At some point, your needs are going to outgrow the capabilities of your computer. You may find yourself in need of more hard drive space for all those videos and mp3s that you download, for example. Or maybe that cool new programming language you've been dying to try requires more memory than what your computer currently has. Unless the activities on your computer are restricted to pure textual output (plain text files), your computer is going to get filled with a lot of "stuff" - stuff that can overfill a PC's capacity too much for the computer to function well.
The problem is that while upgrading a computer is always an option, technology advances so fast that newer products (such as memory chips, new drives, etc.) aren't always compatible with the machines that we own. This is a common occurrence when newer pieces of hardware require the programming of a newer operating system. Sure, one could upgrade the operating system to accommodate the demands of a new piece of hardware, but trouble starts when that new operating system requires new hardware in return. If we're not careful, we could end up replacing almost every hard and soft part of a computer that we own - all in an effort to upgrade! Upgrading in this fashion is not only silly to do, it's also costly - more costly than simply buying a new computer.

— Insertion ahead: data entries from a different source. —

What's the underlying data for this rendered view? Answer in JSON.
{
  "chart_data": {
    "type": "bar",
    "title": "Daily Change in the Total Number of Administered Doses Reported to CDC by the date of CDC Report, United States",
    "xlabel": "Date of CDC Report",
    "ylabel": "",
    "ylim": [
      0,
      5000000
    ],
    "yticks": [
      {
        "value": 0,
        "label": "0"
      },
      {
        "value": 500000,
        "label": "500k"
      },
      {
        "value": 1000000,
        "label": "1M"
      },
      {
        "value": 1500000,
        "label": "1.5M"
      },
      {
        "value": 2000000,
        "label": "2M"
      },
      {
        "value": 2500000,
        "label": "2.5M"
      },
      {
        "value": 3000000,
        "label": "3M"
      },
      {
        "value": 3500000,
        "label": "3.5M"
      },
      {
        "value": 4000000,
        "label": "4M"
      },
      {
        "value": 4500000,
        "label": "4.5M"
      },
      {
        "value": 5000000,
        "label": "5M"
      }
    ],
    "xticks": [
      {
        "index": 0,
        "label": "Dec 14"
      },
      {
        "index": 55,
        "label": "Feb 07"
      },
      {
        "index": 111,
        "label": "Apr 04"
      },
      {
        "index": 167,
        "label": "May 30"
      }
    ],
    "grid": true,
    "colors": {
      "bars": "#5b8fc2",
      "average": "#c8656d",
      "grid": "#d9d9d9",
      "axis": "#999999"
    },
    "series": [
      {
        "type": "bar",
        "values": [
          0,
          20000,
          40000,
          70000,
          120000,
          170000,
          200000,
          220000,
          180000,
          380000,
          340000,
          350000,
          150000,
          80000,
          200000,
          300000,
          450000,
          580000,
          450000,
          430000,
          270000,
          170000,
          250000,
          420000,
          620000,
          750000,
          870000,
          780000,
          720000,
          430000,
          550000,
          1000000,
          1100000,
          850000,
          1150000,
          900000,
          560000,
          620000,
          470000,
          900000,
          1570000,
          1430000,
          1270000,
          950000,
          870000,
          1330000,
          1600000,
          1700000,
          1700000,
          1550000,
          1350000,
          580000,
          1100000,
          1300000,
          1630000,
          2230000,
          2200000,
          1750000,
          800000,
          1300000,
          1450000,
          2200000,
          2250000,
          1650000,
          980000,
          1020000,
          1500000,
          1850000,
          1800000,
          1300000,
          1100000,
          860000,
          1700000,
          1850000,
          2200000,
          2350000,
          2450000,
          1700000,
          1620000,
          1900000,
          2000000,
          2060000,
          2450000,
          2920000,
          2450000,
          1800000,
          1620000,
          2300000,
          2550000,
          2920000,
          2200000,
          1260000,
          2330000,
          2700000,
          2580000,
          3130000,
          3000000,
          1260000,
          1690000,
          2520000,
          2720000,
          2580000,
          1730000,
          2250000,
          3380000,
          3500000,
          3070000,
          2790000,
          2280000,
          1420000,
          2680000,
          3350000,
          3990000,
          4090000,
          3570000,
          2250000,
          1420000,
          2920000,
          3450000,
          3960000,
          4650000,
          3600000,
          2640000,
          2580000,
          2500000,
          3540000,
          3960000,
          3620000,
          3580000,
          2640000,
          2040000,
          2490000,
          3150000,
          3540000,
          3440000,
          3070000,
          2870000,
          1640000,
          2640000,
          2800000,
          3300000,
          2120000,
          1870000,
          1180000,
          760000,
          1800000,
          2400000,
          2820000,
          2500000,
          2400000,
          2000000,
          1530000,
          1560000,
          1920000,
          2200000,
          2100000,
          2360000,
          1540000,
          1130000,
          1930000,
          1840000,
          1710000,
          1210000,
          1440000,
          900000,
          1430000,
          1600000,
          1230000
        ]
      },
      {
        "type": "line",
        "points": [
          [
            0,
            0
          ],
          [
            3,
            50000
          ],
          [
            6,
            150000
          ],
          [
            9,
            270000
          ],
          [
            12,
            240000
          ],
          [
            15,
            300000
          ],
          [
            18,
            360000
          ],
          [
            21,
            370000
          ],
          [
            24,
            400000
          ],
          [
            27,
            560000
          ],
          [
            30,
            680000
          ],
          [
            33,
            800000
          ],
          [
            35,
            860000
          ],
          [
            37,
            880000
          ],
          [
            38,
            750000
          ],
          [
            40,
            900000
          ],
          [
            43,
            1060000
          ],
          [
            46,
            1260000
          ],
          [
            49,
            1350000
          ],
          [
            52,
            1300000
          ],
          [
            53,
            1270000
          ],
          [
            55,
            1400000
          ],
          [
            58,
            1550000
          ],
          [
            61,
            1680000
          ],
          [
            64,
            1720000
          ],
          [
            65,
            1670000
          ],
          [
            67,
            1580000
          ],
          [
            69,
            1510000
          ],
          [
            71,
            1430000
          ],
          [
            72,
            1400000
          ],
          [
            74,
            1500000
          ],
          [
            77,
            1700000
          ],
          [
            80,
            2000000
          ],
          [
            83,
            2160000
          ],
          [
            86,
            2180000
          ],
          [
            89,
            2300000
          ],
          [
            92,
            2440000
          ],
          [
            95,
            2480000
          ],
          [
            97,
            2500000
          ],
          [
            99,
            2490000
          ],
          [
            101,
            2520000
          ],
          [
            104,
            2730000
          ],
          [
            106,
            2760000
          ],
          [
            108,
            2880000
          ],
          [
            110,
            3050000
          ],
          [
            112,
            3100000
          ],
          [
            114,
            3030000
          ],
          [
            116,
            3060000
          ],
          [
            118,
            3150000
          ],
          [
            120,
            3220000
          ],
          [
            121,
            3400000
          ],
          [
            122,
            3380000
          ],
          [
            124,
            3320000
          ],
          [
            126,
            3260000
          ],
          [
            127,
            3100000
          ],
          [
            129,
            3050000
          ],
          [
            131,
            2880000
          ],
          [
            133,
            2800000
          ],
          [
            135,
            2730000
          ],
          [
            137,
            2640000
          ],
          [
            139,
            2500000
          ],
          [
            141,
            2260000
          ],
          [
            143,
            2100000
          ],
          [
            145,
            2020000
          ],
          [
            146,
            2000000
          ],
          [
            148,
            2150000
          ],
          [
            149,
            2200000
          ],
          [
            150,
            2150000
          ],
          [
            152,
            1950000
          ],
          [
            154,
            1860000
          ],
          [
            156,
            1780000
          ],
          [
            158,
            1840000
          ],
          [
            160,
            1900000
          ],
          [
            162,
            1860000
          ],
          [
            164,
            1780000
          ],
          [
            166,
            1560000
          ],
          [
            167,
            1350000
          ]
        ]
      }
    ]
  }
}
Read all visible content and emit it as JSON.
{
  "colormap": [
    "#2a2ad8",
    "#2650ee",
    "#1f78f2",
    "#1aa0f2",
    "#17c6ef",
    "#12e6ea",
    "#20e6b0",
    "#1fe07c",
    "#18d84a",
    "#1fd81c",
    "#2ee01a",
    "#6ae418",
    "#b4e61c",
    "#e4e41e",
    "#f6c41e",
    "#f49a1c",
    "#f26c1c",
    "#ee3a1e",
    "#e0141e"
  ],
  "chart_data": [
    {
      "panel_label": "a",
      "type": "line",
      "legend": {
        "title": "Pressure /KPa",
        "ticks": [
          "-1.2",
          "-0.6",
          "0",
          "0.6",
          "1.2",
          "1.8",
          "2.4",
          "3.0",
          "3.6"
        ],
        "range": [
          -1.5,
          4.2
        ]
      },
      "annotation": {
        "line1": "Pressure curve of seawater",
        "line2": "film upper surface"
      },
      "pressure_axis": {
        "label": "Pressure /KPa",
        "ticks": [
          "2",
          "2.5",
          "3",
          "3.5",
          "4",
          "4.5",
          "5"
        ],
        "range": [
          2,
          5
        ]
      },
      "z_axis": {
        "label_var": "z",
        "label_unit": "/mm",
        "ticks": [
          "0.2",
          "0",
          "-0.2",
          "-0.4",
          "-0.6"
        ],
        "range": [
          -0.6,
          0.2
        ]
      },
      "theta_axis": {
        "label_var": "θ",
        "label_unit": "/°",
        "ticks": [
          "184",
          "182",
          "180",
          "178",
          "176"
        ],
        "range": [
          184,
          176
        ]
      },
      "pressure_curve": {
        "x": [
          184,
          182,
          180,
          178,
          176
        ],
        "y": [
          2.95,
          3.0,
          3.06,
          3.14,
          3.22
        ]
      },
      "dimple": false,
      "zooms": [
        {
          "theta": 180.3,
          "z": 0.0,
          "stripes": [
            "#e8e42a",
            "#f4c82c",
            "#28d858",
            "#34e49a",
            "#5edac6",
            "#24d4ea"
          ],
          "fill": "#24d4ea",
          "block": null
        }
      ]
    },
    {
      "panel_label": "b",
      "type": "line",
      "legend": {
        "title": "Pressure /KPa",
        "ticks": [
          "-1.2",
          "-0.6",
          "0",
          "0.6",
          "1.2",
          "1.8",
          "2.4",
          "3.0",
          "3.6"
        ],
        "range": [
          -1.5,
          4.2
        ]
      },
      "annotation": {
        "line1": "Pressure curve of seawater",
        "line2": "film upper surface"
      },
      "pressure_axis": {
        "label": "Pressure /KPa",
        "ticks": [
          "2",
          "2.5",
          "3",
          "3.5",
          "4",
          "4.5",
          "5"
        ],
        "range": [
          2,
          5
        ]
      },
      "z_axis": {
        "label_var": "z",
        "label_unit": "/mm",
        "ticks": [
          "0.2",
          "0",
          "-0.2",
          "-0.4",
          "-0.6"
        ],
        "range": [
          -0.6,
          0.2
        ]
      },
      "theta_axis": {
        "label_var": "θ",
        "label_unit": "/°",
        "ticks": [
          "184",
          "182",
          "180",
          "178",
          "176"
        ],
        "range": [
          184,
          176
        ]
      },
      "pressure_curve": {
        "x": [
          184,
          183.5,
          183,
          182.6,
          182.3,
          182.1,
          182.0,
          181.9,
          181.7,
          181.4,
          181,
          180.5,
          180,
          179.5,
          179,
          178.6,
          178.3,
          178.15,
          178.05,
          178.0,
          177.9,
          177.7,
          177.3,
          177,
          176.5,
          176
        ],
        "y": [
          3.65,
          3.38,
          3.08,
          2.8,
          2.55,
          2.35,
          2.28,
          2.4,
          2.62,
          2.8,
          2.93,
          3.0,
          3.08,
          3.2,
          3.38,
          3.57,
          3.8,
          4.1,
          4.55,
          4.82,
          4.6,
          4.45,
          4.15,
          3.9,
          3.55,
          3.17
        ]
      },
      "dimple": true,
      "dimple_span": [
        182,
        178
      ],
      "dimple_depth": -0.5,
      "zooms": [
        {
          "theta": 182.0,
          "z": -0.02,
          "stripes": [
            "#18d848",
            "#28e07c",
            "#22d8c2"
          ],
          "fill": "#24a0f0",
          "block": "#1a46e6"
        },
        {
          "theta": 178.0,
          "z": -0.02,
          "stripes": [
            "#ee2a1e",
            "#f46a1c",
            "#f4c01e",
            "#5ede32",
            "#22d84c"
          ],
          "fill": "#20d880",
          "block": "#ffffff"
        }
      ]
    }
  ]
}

But once the decision to buy a computer is made, what can be done with the old one? There are alternatives to selling a computer and this article is going to introduce a few of them.
- Give it to the kids
- Donate it to a less-fortunate or less-literate family member
- Convert the machine into a storage area
As you can see, old computers still serve a purpose either for you or for someone else. And although selling an old computer is always an option, there are a number of things that you can do with an old computer. All that's required is a little "out of the box" thinking and a grateful recipient.